In the last days of May, Eutropian’s Levente Polyák was in Tartu for the TransEuropeHalles conference, in order to strengthen our cooperation with TEH and to strengthen our cooperation with TEH and advance the movement of community-driven real estate development initiatives.

Hosted by TEH member Aparaaditehas, an important landmark in the Estonia independent arts and culture scene, the event focused on the difficulties art and culture centres face in these changing times. The conference’s theme “Arts of Survival” referred to the knowledge, skills, and values essential for navigating today’s challenges in order to build a culturally diverse and exciting future.

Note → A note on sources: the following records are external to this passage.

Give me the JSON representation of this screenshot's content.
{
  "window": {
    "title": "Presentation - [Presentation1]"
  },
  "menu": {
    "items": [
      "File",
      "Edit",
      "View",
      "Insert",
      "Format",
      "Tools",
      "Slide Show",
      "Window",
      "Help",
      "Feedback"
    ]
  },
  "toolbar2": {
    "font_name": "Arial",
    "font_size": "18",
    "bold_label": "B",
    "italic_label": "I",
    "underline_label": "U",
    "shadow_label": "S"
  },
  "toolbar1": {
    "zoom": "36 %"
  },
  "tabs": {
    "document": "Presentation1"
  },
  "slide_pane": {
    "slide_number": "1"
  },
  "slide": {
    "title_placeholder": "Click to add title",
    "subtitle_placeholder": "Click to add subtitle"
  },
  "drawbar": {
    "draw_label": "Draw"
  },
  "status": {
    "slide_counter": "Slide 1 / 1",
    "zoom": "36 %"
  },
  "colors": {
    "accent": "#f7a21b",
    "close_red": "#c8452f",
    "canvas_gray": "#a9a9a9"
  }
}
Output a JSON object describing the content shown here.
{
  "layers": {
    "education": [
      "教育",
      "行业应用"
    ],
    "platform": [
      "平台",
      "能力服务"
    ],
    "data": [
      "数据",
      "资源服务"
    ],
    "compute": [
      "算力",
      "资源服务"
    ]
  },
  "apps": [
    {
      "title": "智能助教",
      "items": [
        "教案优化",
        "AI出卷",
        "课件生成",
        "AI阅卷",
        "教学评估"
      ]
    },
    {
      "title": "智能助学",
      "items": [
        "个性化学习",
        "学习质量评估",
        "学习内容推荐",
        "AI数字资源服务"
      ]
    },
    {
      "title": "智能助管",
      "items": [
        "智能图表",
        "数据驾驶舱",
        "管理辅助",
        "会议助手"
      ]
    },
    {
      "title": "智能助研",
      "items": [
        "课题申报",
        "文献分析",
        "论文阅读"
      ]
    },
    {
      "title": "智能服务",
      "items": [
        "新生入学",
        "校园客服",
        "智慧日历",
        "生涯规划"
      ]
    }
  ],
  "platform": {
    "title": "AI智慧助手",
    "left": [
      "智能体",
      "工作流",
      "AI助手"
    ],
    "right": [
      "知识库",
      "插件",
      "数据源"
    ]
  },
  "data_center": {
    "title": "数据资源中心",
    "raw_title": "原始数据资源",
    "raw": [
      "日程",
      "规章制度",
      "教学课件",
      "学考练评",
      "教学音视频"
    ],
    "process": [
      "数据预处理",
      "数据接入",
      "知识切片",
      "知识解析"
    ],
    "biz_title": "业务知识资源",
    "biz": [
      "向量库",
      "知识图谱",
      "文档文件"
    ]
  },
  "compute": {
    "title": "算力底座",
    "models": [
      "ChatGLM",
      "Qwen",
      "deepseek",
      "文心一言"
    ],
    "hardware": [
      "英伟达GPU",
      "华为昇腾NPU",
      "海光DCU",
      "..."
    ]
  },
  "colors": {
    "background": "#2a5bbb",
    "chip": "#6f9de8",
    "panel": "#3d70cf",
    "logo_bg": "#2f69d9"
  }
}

TEH is a network of over 160 cultural venues across Europe that support each other through networking, knowledge and resource sharing, advocacy and joint projects. Levente was invited to talk about the perspectives in the collective ownership of cultural venues, building on Eutropian’s experience in researching and supporting community-driven real estate development, based on projects like Funding the Cooperative City, ACTive NGOs, The Power of Civic Ecosystems, CO4Cities and Open Heritage. Here’s below a description of the session:

How about collective ownership?

Over the past few years, the issue of collective ownership has been echoing through the corridors of Trans Europe Halles, chilling some and exciting others. Faced with the increasing number of evictions among network members, the Sustainable Buildings Hub proposes to raise the question of sustainability through this issue of collective ownership: buying buildings, cultural commons forever, based on several European experiences that are already well advanced. Who, what, how, when? And what if we were stronger together? And what if we created a tool capable of supporting members’ acquisition when a dialogue with the owner is no longer possible or when rent or real estate prices.